I'm marking this as NSFW because I'm not super sure if this counts as discussing dysphoria. I don't exactly know a lot about this if I'm being entirely honest. Feel free to tell me if this would have been fine or not :)
I've always considered myself a cis dude. I feel relatively comfortable as a dude I think. But there's a lot of stuff that has me wondering things. For example, like a year ago I told one of my friends "Being a man is cool and all, but if I was given the reins at character creation, I would have chosen to be a woman." That friend told me that was not very cis of me to say, and I kinda just wrote it off, but I still hold to that take as the way I feel. When I am falling asleep and I'm sort of day dreaming, I choose to daydream about the adventures of a female character I've invented. When I play video games, I almost always choose the female option if it's given, because I found it's easier for me to get into the story that way.
However, I feel totally fine being a guy. So like I don't know if I'm gaslighting myself here, one way or the other. It's kinda a thing where there's a possibility I might be trans, but if I were to actually do it, I can't tell if my life would get better or worse. I don't think I would feel safe being trans in my area of the world, for example. So it's like sure I might have chosen the female build in the game of life, but that's not what RNG gave me, and maybe I'm okay with that?

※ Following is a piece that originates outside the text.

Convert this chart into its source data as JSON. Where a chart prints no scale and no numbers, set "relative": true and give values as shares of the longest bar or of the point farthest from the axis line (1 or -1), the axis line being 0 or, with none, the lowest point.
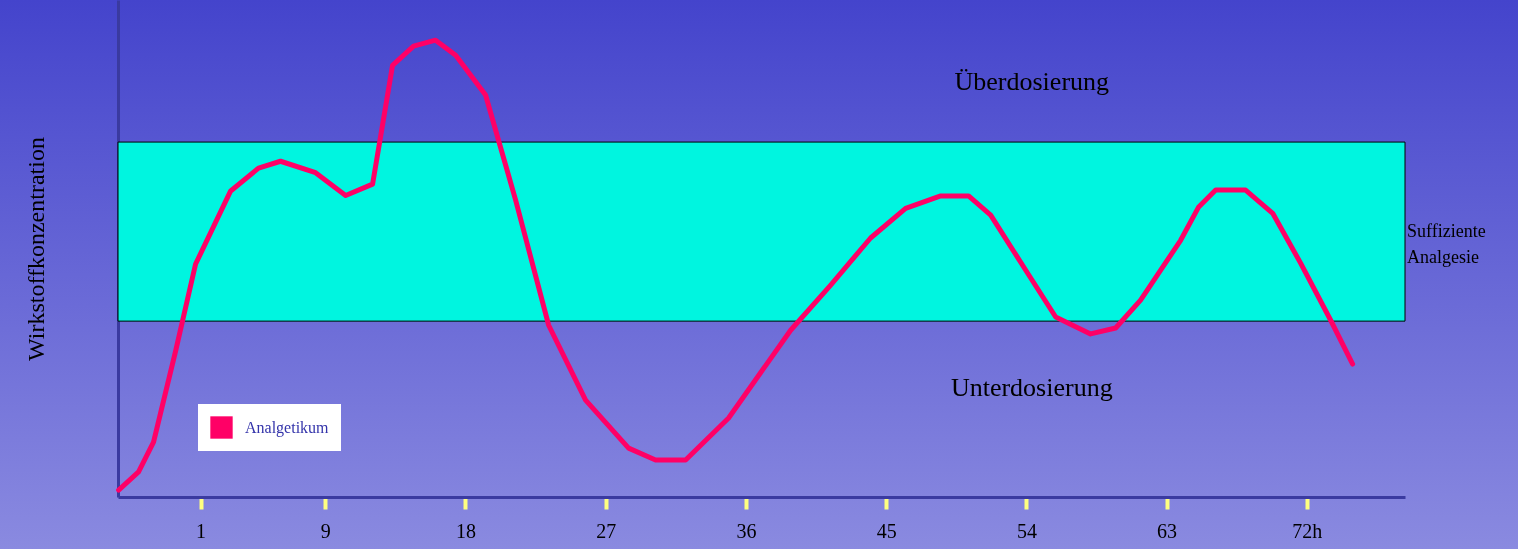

Oh I have a friend like you. Yes, unless you actively prefer the idea of being male, then you're not cis. In reality the trans spectrum ranges from "literally can't live unless I transition" to "the current state of things is fine but I'd rather have been the other sex" with indifference being in the middle of the cis and trans sides of the transsexual Kinsey scale (if you will).
You should explore being a woman and see if that makes you happier. Will probably help you decide whether to transition or not.